Ovotesticular disorder
Ovotesticular disorder denotes the presence of both ovarian and testicular tissue in the same patient. There may be an ovary on one side and a testis on the other or, more commonly, ovotestes situated bilaterally or unilaterally. The differentiation of the genital tract, the appearance of the external genitalia, and the development of secondary sexual characteristics are all variable. This depends on relative gene expression and hormone secretion, and histology of the gonads can include a mixture of ovarian and testicular tissue. The external genitalia are often ambiguous, but a uterus is almost invariably present, and 60% of patients have a 46,XX karyotype. Pregnancy is possible [41].

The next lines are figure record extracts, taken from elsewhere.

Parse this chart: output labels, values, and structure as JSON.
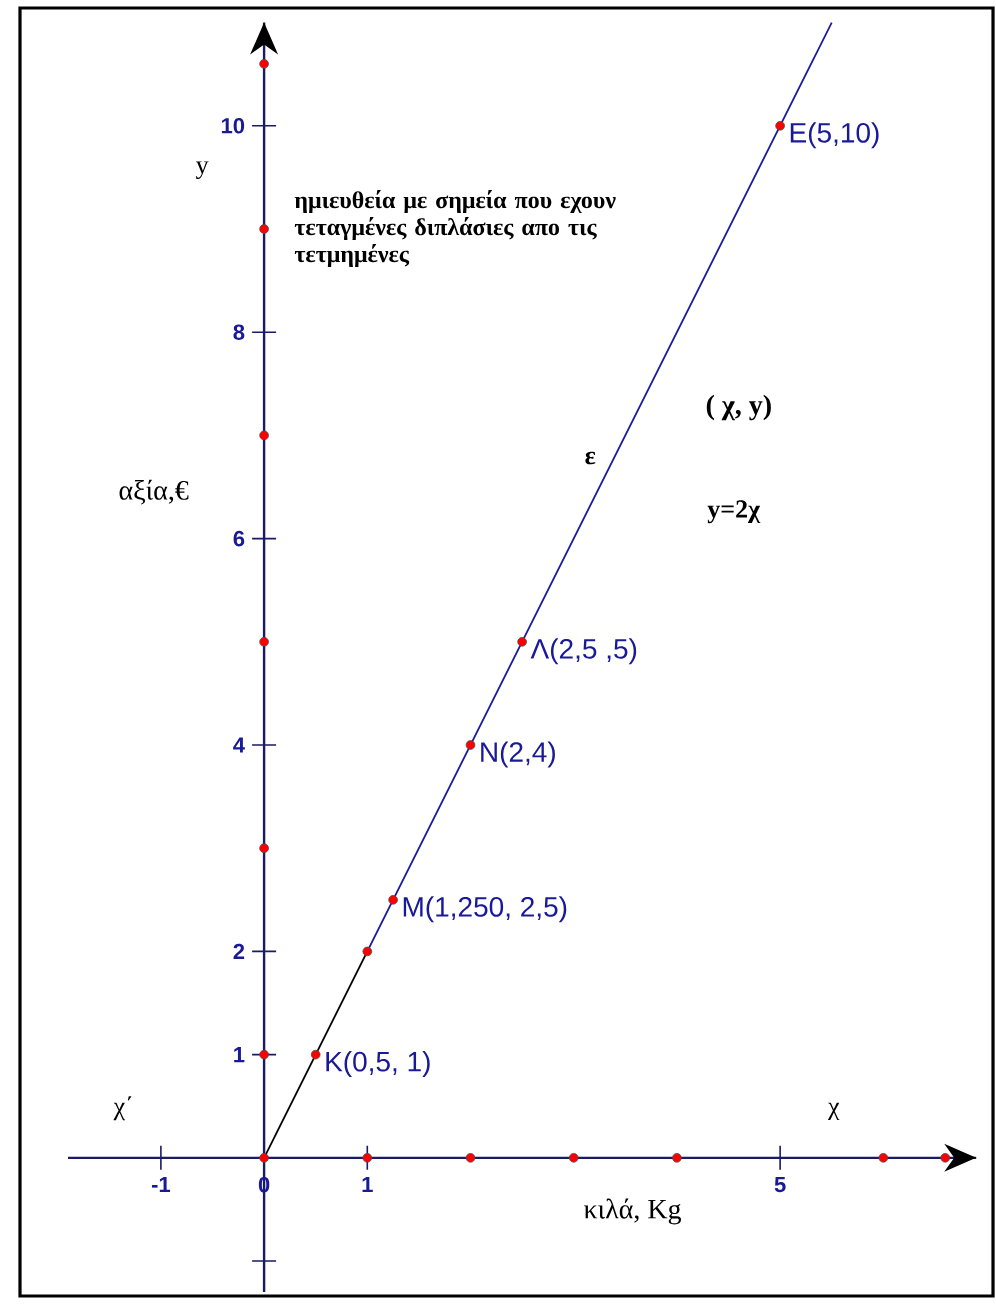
{
  "chart_data": {
    "type": "line",
    "xlabel": "κιλά, Kg",
    "ylabel": "αξία,€",
    "xlim": [
      -1.9,
      6.9
    ],
    "ylim": [
      -1.3,
      11
    ],
    "xticks": [
      {
        "value": -1,
        "label": "-1"
      },
      {
        "value": 0,
        "label": "0"
      },
      {
        "value": 1,
        "label": "1"
      },
      {
        "value": 5,
        "label": "5"
      }
    ],
    "yticks": [
      {
        "value": -1,
        "label": null
      },
      {
        "value": 1,
        "label": "1"
      },
      2,
      4,
      6,
      8,
      10
    ],
    "grid": false,
    "series": [
      {
        "color": "#1a1a99",
        "x": [
          1,
          5.5
        ],
        "values": [
          2,
          11
        ],
        "marker": "none"
      },
      {
        "color": "#000000",
        "x": [
          0,
          1
        ],
        "values": [
          0,
          2
        ],
        "marker": "none"
      },
      {
        "type": "scatter",
        "color": "#ff0000",
        "x": [
          0,
          0.5,
          1,
          1.25,
          2,
          2.5,
          5
        ],
        "values": [
          0,
          1,
          2,
          2.5,
          4,
          5,
          10
        ],
        "marker": "circle"
      },
      {
        "type": "scatter",
        "color": "#ff0000",
        "x": [
          1,
          2,
          3,
          4,
          6,
          6.6,
          0,
          0,
          0,
          0,
          0,
          0
        ],
        "values": [
          0,
          0,
          0,
          0,
          0,
          0,
          1,
          3,
          5,
          7,
          9,
          10.6
        ],
        "marker": "circle"
      }
    ],
    "annotations": [
      {
        "text": "E(5,10)",
        "x": 5,
        "y": 10
      },
      {
        "text": "Λ(2,5   ,5)",
        "x": 2.5,
        "y": 5
      },
      {
        "text": "N(2,4)",
        "x": 2,
        "y": 4
      },
      {
        "text": "M(1,250,   2,5)",
        "x": 1.25,
        "y": 2.5
      },
      {
        "text": "K(0,5, 1)",
        "x": 0.5,
        "y": 1
      },
      "y",
      "ημιευθεία με σημεία που εχουν τεταγμένες διπλάσιες απο    τις τετμημένες",
      "ε",
      "( χ, y)",
      "y=2χ",
      "χ΄",
      "χ"
    ]
  }
}
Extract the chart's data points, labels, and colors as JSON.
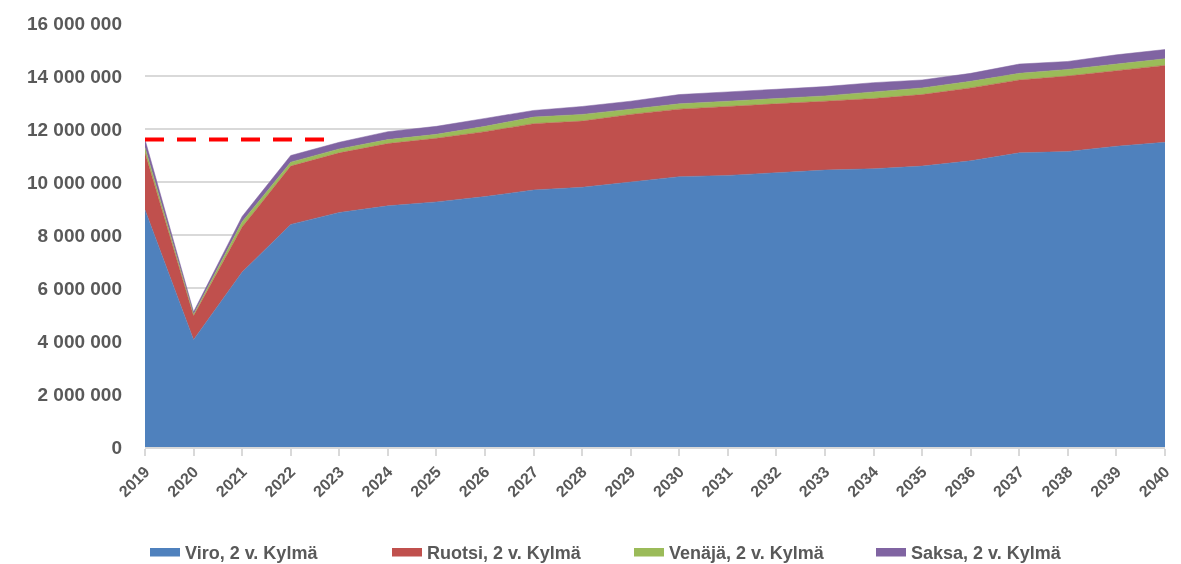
{
  "chart_data": {
    "type": "area",
    "stacked": true,
    "x": [
      2019,
      2020,
      2021,
      2022,
      2023,
      2024,
      2025,
      2026,
      2027,
      2028,
      2029,
      2030,
      2031,
      2032,
      2033,
      2034,
      2035,
      2036,
      2037,
      2038,
      2039,
      2040
    ],
    "xlim": [
      2019,
      2040
    ],
    "xticks": [
      2019,
      2020,
      2021,
      2022,
      2023,
      2024,
      2025,
      2026,
      2027,
      2028,
      2029,
      2030,
      2031,
      2032,
      2033,
      2034,
      2035,
      2036,
      2037,
      2038,
      2039,
      2040
    ],
    "ylim": [
      0,
      16000000
    ],
    "yticks": [
      0,
      {
        "value": 2000000,
        "label": "2 000 000"
      },
      {
        "value": 4000000,
        "label": "4 000 000"
      },
      {
        "value": 6000000,
        "label": "6 000 000"
      },
      {
        "value": 8000000,
        "label": "8 000 000"
      },
      {
        "value": 10000000,
        "label": "10 000 000"
      },
      {
        "value": 12000000,
        "label": "12 000 000"
      },
      {
        "value": 14000000,
        "label": "14 000 000"
      },
      {
        "value": 16000000,
        "label": "16 000 000"
      }
    ],
    "series": [
      {
        "name": "Viro, 2 v. Kylmä",
        "color": "#4f81bd",
        "values": [
          8950000,
          4050000,
          6600000,
          8400000,
          8850000,
          9100000,
          9250000,
          9450000,
          9700000,
          9800000,
          10000000,
          10200000,
          10250000,
          10350000,
          10450000,
          10500000,
          10600000,
          10800000,
          11100000,
          11150000,
          11350000,
          11500000
        ]
      },
      {
        "name": "Ruotsi, 2 v. Kylmä",
        "color": "#c0504d",
        "values": [
          2150000,
          900000,
          1700000,
          2200000,
          2250000,
          2350000,
          2400000,
          2450000,
          2500000,
          2500000,
          2550000,
          2550000,
          2600000,
          2600000,
          2600000,
          2650000,
          2700000,
          2750000,
          2750000,
          2850000,
          2850000,
          2900000
        ]
      },
      {
        "name": "Venäjä, 2 v. Kylmä",
        "color": "#9bbb59",
        "values": [
          200000,
          50000,
          200000,
          150000,
          150000,
          150000,
          150000,
          200000,
          250000,
          250000,
          200000,
          200000,
          200000,
          200000,
          200000,
          250000,
          250000,
          250000,
          250000,
          250000,
          250000,
          250000
        ]
      },
      {
        "name": "Saksa, 2 v. Kylmä",
        "color": "#8064a2",
        "values": [
          300000,
          100000,
          200000,
          250000,
          250000,
          300000,
          300000,
          300000,
          250000,
          300000,
          300000,
          350000,
          350000,
          350000,
          350000,
          350000,
          300000,
          300000,
          350000,
          300000,
          350000,
          350000
        ]
      },
      {
        "type": "line",
        "color": "#ff0000",
        "line_style": "dashed",
        "x": [
          2019,
          2022.7
        ],
        "values": [
          11600000,
          11600000
        ]
      }
    ],
    "grid": "y",
    "legend": "bottom",
    "marker": "none"
  }
}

Structural developmental defects
Vagina
Vaginal agenesis (Müllerian agenesis)
The Mayer–Rokitansky–Küster–Hauser (MRKH) syndrome is the commonest form of Müllerian agenesis, occurring in about 1 in 4500 newborn females. The uterus, cervix, and upper vagina are absent in otherwise phenotypically normal 46,XX females. It presents at puberty when amenorrhoea is investigated. The vulva appears normal, but a short, blind‐ending vagina is found. MRKH type 1 affects only the upper reproductive tract, but type 2 is associated with renal (40‐60%), skeletal and, rarely, cardiac and hearing abnormalities [42,43]. Most cases appear to be sporadic but familial cases are described, and various associated genetic abnormalities have been studied [44,45].
Management of these patients requires a specialist multidisciplinary approach with expert psychological counselling and management advice [46]. The long‐standing technique described by Frank [47] of regular dilatation can create a neovagina in 95% of cases [48]. Several surgical techniques for vaginoplasty have been used with varying success, but sexual satisfaction is better with a non‐surgical approach.
Vaginal atresia
If the urogenital sinus fails to form the inferior portion of the vagina, then the lower vagina is replaced by fibrous tissue, and there can be an overlap with transverse vaginal septa. Most patients present at puberty with amenorrhoea. Associated anomalies of the cervix and uterus can exist [49,50], and surgical correction must be done on an individual basis by specialist teams [51]. A loss of function mutation of the TBX6 gene was found in one patient with distal vaginal atresia [52].
A degree of vaginal atresia can be part of complex anomalies including MRKH, Bardet–Biedl syndrome, McKusick‐Kaufman syndrome, Fraser syndrome [53], and Winter syndrome [54]. There is important overlap between Bardet–Biedl and McKusick‐Kaufman syndromes, and they cannot be reliably diagnosed at birth as the ophthalmic complications of Bardet–Biedl may manifest later [55].
Vaginal septa
Septa may be transverse or longitudinal. Transverse vaginal septa are generally located at the junction of the upper third and lower two‐thirds of the vagina. They are probably caused by failure of either the Müllerian duct or urogenital sinus contributions to the vagina to cavitate completely so they can occur at any level. It is inherited as an autosomal recessive trait in the Amish community [56]. Presentation is usually at puberty with retained menstrual products or a continuous vaginal discharge [57].